We’re taking a moment to look back at the nicest guy in rock—AKA the legendary Dave Grohl—and his finest moments behind the drum kit for Nirvana. After being challenged by 10-year-old Nandi Bushell to a drum-off, we thought we’d bring you one of the reasons she challenged him in the first place, as we’re listening back to the isolated drums of Grohl on Nirvana’s ‘In Bloom’.
The second track from Nirvana’s iconic album Nevermind seems the perfect track to show us all the expert precision and power of the world’s nicest percussionist, Dave Grohl. While he may always have a smile on his face he has some thunder in his sticks.
While Grohl has gone on to be a part of some of the best rock bands of recent times, QOTSA and Foo Fighters to name two, most people have reserved a special place in their heart for the drummer and singer since Grohl made his name with Nirvana. The youngest member of the group, Grohl often provided a welcome refrain from the disengaged Kurt Cobain and the somewhat antagonistic Krist Novoselic.
Joining the band at the beginning of their meteoric rise to the top, Grohl had a quite unenviable task when he became the drummer in 1990. With much of Nevermind already written, Grohl would have to take on the drum fills of the previous drummer, Chad Channing, and add his own spin with aplomb. No better is this seen than on the band’s Nevermind track, ‘In Bloom’.
The arrangements for ‘In Bloom’ and the other songs previously recorded with producer Butcher Vig in 1990 were largely unchanged but, under instruction, were begin re-recorded. This meant the recently hired drummer Dave Grohl stayed mostly with his predecessor’s patterns but he added so much more to the song’s final spot in the hearts and minds of Nirvana’s fans.
The song was, to all intents and purposes, Nirvana providing the growing set of fans that began to show up at their previously unfrequented shows with a grunge track doused in some sugary sweet pop and a heavy dose of sarcasm.
Like a chewable vitamin, this was all the nutrients you needed but with a palette-pleasing coating to get it past the children.
Bassist Novoselic recalled that it “originally sounded like a Bad Brains song.
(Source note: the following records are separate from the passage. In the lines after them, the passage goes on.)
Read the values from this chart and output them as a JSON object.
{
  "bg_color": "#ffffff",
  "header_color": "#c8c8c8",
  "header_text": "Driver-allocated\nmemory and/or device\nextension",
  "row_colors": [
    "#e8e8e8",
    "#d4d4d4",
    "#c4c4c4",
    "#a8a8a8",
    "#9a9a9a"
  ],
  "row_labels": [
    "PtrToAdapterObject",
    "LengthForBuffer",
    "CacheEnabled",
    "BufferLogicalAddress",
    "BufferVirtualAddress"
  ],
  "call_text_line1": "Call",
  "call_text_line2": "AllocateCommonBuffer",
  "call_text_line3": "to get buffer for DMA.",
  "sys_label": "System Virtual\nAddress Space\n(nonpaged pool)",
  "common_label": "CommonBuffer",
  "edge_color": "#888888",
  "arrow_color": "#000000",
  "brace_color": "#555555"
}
Then Kurt turned it into a pop song”. Not much of that would’ve been possible without Grohl’s drumming, as the percussionist keeps a tight line while providing a heavy dose of pounding rhythm wherever possible.
Grohl brings a whole new level of precision and power to the affair and pushes the song into the higher echelons of the trio’s work. It’s a piece that has even inspired the youngest of drummers like nine-year-old Nandi Bushell who we covered last year for her very impassioned performance of the Nirvana song.
For now, sit back and enjoy some of Dave Grohl’s finest work.